# Just picked up a All Nighter wood stove



## NDtreehugger (Dec 2, 2011)

Little Moe I think its called, complete with the brick lining and power blower 
anyone know anthing about this stove?
View attachment 209634

View attachment 209635

View attachment 209636

View attachment 209637


----------



## fubar2 (Dec 3, 2011)

He likes to hang out with his buddies Larry, Curly and Shemp.


----------



## MRNDAD (Dec 3, 2011)

Good stove!! You should really enjoy it. I have a "Mid Mo" that has heated my house for 30 years and wouldn't trade it for god nor country!!!


----------



## NDtreehugger (Dec 3, 2011)

In the add all I could see was a side image, I was hopeing for a mid or big Moe so I could use it in my shop.

Although the little Moe puts out as much heat if not more then the stove I replaced it with.

The stove I got rid of was made from oil pipeline could hold 2 arm full of wood, it just didn’t seem to heat and the chimney pipe got red hot,
when I opened the door of the oil pipe stove it would pour smoke out the front, O ya did I say it would burn the 2 arms full of wood in 30 to 45 min.

Would have made a great garbage burner,,,, should have kept it. O what regrets, what regrets.







Too bad really It fit real nice in the shop environment


----------



## Jed1124 (Dec 3, 2011)

I think I have either the mid or big Moe. Awesome stove. Takes a 30 inch log and heats my whole house and it is in my basement! Love the All Nighter stoves!


----------



## NDtreehugger (Dec 3, 2011)

*Bit of info on the All nighters*



Jed1124 said:


> I think I have either the mid or big Moe. Awesome stove. Takes a 30 inch log and heats my whole house and it is in my basement! Love the All Nighter stoves!




Big Mo
Length 41-1/2
Height 31"
Width 23-1/2
Weight 510 Pounds

Mid Mo
Length 36"
Height 31"
Width 21-1/2
Weight 408 Pounds

Litle Mo
Length 31-1/2"
Height 28"
Width 19-1/2
Weight 314 Pounds

Tiny Mo
Length 28-1/2"
Height 26-3/4"
Width 17-1/4
Weight 241 Pounds


----------



## MaineiacBackpacker (Jan 8, 2015)

Have any of you installed/fabricated a baffle for the All Nighter? I'm looking to increase the efficiency of mine as it blows through wood. I'm told putting a baffle in, will increase the efficiency.


----------



## Apersonnameddan (Nov 23, 2016)

MaineiacBackpacker said:


> Have any of you installed/fabricated a baffle for the All Nighter? I'm looking to increase the efficiency of mine as it blows through wood. I'm told putting a baffle in, will increase the efficiency.

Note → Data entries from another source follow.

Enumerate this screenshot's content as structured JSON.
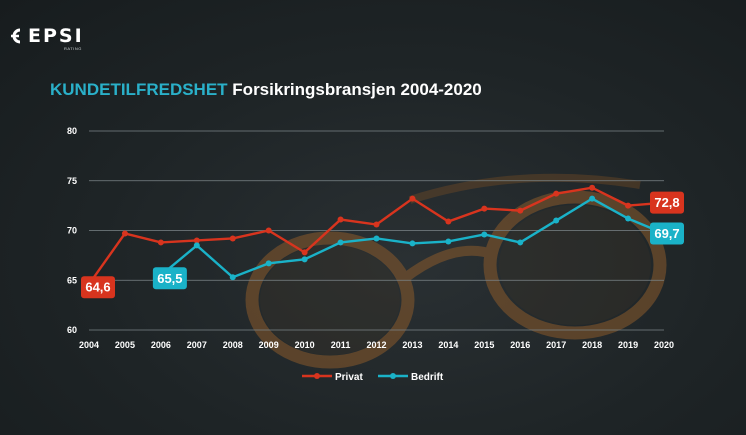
{
  "logo": {
    "text": "EPSI",
    "subtext": "RATING"
  },
  "title": {
    "accent": "KUNDETILFREDSHET",
    "rest": "Forsikringsbransjen 2004-2020"
  },
  "chart_data": {
    "type": "line",
    "x": [
      "2004",
      "2005",
      "2006",
      "2007",
      "2008",
      "2009",
      "2010",
      "2011",
      "2012",
      "2013",
      "2014",
      "2015",
      "2016",
      "2017",
      "2018",
      "2019",
      "2020"
    ],
    "ylim": [
      60,
      80
    ],
    "yticks": [
      "60",
      "65",
      "70",
      "75",
      "80"
    ],
    "grid": true,
    "legend_position": "bottom",
    "series": [
      {
        "name": "Privat",
        "color": "#d8341e",
        "values": [
          64.6,
          69.7,
          68.8,
          69.0,
          69.2,
          70.0,
          67.8,
          71.1,
          70.6,
          73.2,
          70.9,
          72.2,
          72.0,
          73.7,
          74.3,
          72.5,
          72.8
        ],
        "start_label": "64,6",
        "end_label": "72,8"
      },
      {
        "name": "Bedrift",
        "color": "#1ab2c8",
        "values": [
          null,
          null,
          65.5,
          68.5,
          65.3,
          66.7,
          67.1,
          68.8,
          69.2,
          68.7,
          68.9,
          69.6,
          68.8,
          71.0,
          73.2,
          71.2,
          69.7
        ],
        "start_label": "65,5",
        "end_label": "69,7"
      }
    ]
  }
}
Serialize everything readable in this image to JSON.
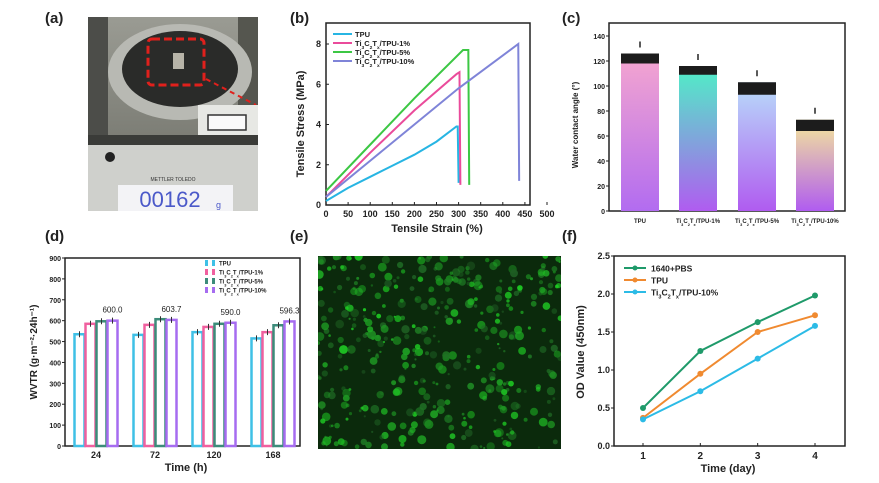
{
  "panels": {
    "a": {
      "label": "(a)",
      "scale_display": "00162",
      "scale_unit": "g",
      "scale_brand": "METTLER TOLEDO"
    },
    "b": {
      "label": "(b)"
    },
    "c": {
      "label": "(c)"
    },
    "d": {
      "label": "(d)"
    },
    "e": {
      "label": "(e)"
    },
    "f": {
      "label": "(f)"
    }
  },
  "colors": {
    "TPU": "#27b5e3",
    "Ti1": "#ea4b9b",
    "Ti5": "#3cc744",
    "Ti10": "#7f84d8",
    "d_TPU": "#3fc0e6",
    "d_Ti1": "#f0609f",
    "d_Ti5": "#3c8c7a",
    "d_Ti10": "#a66cf0",
    "f_PBS": "#1f9a6a",
    "f_TPU": "#f08a30",
    "f_Ti10": "#2cbbe6"
  },
  "chart_data": [
    {
      "id": "b",
      "type": "line",
      "title": "",
      "xlabel": "Tensile Strain (%)",
      "ylabel": "Tensile Stress (MPa)",
      "xlim": [
        0,
        500
      ],
      "ylim": [
        0,
        8.6
      ],
      "xticks": [
        "0",
        "50",
        "100",
        "150",
        "200",
        "250",
        "300",
        "350",
        "400",
        "450",
        "500"
      ],
      "yticks": [
        "0",
        "2",
        "4",
        "6",
        "8"
      ],
      "legend_position": "top-left",
      "series": [
        {
          "name": "TPU",
          "x": [
            0,
            50,
            100,
            150,
            200,
            250,
            295,
            298,
            300
          ],
          "y": [
            0.2,
            0.85,
            1.4,
            1.95,
            2.5,
            3.15,
            3.9,
            3.9,
            1.1
          ]
        },
        {
          "name": "Ti3C2Tx/TPU-1%",
          "x": [
            0,
            100,
            200,
            295,
            302,
            304
          ],
          "y": [
            0.4,
            2.6,
            4.7,
            6.5,
            6.6,
            1.0
          ]
        },
        {
          "name": "Ti3C2Tx/TPU-5%",
          "x": [
            0,
            100,
            200,
            310,
            322,
            324
          ],
          "y": [
            0.7,
            3.0,
            5.3,
            7.7,
            7.7,
            1.0
          ]
        },
        {
          "name": "Ti3C2Tx/TPU-10%",
          "x": [
            0,
            100,
            200,
            300,
            435,
            437
          ],
          "y": [
            0.4,
            2.2,
            4.0,
            5.8,
            8.0,
            1.2
          ]
        }
      ]
    },
    {
      "id": "c",
      "type": "bar",
      "title": "",
      "xlabel": "",
      "ylabel": "Water contact angle (°)",
      "ylim": [
        0,
        140
      ],
      "yticks": [
        "0",
        "20",
        "40",
        "60",
        "80",
        "100",
        "120",
        "140"
      ],
      "categories": [
        "TPU",
        "Ti3C2Tx/TPU-1%",
        "Ti3C2Tx/TPU-5%",
        "Ti3C2Tx/TPU-10%"
      ],
      "values": [
        126,
        116,
        103,
        73
      ],
      "error_low": [
        118,
        109,
        93,
        64
      ]
    },
    {
      "id": "d",
      "type": "bar",
      "title": "",
      "xlabel": "Time (h)",
      "ylabel": "WVTR (g·m⁻²·24h⁻¹)",
      "ylim": [
        0,
        900
      ],
      "yticks": [
        "0",
        "100",
        "200",
        "300",
        "400",
        "500",
        "600",
        "700",
        "800",
        "900"
      ],
      "categories": [
        "24",
        "72",
        "120",
        "168"
      ],
      "legend_position": "top-right",
      "series": [
        {
          "name": "TPU",
          "values": [
            535,
            532,
            545,
            515
          ]
        },
        {
          "name": "Ti3C2Tx/TPU-1%",
          "values": [
            585,
            580,
            570,
            545
          ]
        },
        {
          "name": "Ti3C2Tx/TPU-5%",
          "values": [
            597,
            607,
            585,
            578
          ]
        },
        {
          "name": "Ti3C2Tx/TPU-10%",
          "values": [
            600.0,
            603.7,
            590.0,
            596.3
          ]
        }
      ],
      "annotations": [
        "600.0",
        "603.7",
        "590.0",
        "596.3"
      ]
    },
    {
      "id": "f",
      "type": "line",
      "title": "",
      "xlabel": "Time (day)",
      "ylabel": "OD Value (450nm)",
      "xlim": [
        0.5,
        4.5
      ],
      "ylim": [
        0,
        2.5
      ],
      "xticks": [
        "1",
        "2",
        "3",
        "4"
      ],
      "yticks": [
        "0.0",
        "0.5",
        "1.0",
        "1.5",
        "2.0",
        "2.5"
      ],
      "legend_position": "top-left",
      "series": [
        {
          "name": "1640+PBS",
          "x": [
            1,
            2,
            3,
            4
          ],
          "y": [
            0.5,
            1.25,
            1.63,
            1.98
          ]
        },
        {
          "name": "TPU",
          "x": [
            1,
            2,
            3,
            4
          ],
          "y": [
            0.37,
            0.95,
            1.5,
            1.72
          ]
        },
        {
          "name": "Ti3C2Tx/TPU-10%",
          "x": [
            1,
            2,
            3,
            4
          ],
          "y": [
            0.35,
            0.72,
            1.15,
            1.58
          ]
        }
      ]
    }
  ]
}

Be careful with improvised baffles. Most of the ones I've seen are steel and are probably fine. I built one of firebrick with angle iron supports. It helped last year with an oversized chimney, but with a liner and proper draft it's too much.
Last night I noticed the air tubes glowing. I think the baffle is insulating them too well. I either need to set up a blower to cool them, or rearrange the bricks to waste a little heat in that area. Another option would be to build the baffle under the tubes instead of resting on them.


----------